La situation est similaire en Europe
Ce phénomène n’est pas isolé aux États-Unis. On observe la même situation dans la zone euro; l’économie est plus forte que prévu, mais l’inflation aussi.
- Les données préliminaires des indices composés PMI S&P Global de la zone euro pour le mois de février les placent confortablement en territoire expansionniste, à 52,3 points, un sommet en neuf mois.7 Les deux composantes sont en expansion : l’indice PMI manufacturier de la zone euro s’est hissé à 50,4 points et a lui aussi atteint un sommet en neuf mois, tandis que l’indice du secteur tertiaire s’est hissé à 53,0 points, un sommet en 8 mois.7
- Le taux d’inflation des prix à la consommation dans la zone euro est passé de 9,2 à 8,6 % sur douze mois en janvier, mais l’inflation de base a en fait augmenté, passant de 5,2 à 5,3 %8, ce qui inquiète probablement la Banque centrale européenne. Le président de la Banque fédérale d’Allemagne, Joachim Nagel, a donné son avis à ce sujet la semaine dernière : « ce serait un péché capital de lâcher prise trop tôt ».9
Interpréter ces récents rapports
Comment pouvons-nous interpréter tout cela? Selon moi, ce sera de courte durée. Les dépenses et les prix augmentent et le temps est exceptionnellement doux dans les régions les plus froides des États-Unis et de l’Europe. Or, éventuellement, la croissance économique et les prix vont subir des pressions à la baisse, car les effets décalés du resserrement de la politique monétaire vont finir par se répercuter sur ces économies. Cela ne signifie pas que la croissance et l’inflation vont ralentir rapidement; je crois qu’il faudra un certain temps pour que cela se produise, mais je m’attends à ce que les données finissent par aller dans la bonne direction.
Une lueur d’espoir?
Le taux des bons du Trésor américain à 10 ans est remonté rapidement autour de 4,00 % au cours des dernières semaines, ce qui, comme je l’ai mentionné plus tôt, a exercé des pressions à la baisse sur les actions.10 Cependant, la hausse des taux des bons du Trésor américain à 10 ans nous donne peut-être une lueur d’espoir.

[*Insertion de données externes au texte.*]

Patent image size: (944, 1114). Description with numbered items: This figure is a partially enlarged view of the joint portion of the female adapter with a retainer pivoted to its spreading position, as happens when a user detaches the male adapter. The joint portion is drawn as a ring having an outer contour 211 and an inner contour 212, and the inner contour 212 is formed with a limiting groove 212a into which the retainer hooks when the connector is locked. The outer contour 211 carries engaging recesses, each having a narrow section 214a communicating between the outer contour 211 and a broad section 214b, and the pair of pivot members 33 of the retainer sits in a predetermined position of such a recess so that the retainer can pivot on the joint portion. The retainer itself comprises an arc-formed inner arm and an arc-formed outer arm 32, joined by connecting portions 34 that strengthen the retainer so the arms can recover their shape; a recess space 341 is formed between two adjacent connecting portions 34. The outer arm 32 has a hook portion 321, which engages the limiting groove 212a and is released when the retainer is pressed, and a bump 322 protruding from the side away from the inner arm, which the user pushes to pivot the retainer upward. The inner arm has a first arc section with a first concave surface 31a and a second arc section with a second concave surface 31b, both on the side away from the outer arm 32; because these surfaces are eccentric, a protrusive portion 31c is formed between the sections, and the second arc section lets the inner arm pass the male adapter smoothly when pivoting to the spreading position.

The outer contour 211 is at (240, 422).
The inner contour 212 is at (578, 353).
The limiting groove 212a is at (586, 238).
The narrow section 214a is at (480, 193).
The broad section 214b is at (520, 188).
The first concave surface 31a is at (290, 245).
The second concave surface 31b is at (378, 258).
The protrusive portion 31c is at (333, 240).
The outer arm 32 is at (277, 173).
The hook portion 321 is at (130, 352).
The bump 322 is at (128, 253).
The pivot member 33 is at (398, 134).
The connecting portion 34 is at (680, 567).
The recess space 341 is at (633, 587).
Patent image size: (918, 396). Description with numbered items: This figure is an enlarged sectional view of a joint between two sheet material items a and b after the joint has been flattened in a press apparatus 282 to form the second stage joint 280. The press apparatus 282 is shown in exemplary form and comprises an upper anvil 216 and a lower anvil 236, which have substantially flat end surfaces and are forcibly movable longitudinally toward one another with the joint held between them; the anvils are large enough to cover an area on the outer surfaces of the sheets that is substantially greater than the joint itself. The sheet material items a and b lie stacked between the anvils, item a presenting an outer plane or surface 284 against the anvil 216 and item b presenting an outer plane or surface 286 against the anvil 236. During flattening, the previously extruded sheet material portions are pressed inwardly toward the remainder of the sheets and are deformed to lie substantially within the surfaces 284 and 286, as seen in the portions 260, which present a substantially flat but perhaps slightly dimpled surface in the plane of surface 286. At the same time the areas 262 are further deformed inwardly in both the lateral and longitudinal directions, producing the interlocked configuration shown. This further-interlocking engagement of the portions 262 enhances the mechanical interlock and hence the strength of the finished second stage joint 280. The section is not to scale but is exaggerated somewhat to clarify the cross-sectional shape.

Comme mon collègue Paul Jackson l’a souligné, plus des deux tiers des gains proviennent de la composante « réelle » ou ajustée en fonction de l’inflation du taux à 10 ans, représentée par le taux des titres du Trésor protégés contre l’inflation (le taux des TIPS est passé d’un creux de 1,15 % au début de février à 1,58 % la semaine dernière).11 Selon lui, cela signifie que la hausse des taux à 10 ans est davantage liée à l’optimisme à l’égard du cycle économique qu’aux craintes entourant l’inflation.
Conclusion
Ainsi, les marchés anticipent d’autres hausses de taux et un resserrement accru des conditions financières, ce qui pourrait, bien sûr, effacer une partie des gains enregistrés récemment. Cependant, je ne m’attends pas à un resserrement plus marqué que ce à quoi on s’attendait en janvier. Bref, je m’attends à ce que l’inflation diminue et à ce que la Fed mette un terme à son cycle de resserrement, ce qui donnerait lieu à une conjoncture plus favorable aux actifs à risque.
Cependant, les marchés risquent d’évoluer en dents de scie pendant quelques mois, avant que la situation ne s’améliore et que les composantes plus défensives du marché obtiennent de meilleurs rendements. Cela étant dit, gardez à l’esprit que l’attitude des investisseurs a changé rapidement au cours des dernières semaines et qu’elle pourrait changer à nouveau. C’est comme ça dans un monde dépendant des données. Tenez bon et maintenez un portefeuille bien diversifié.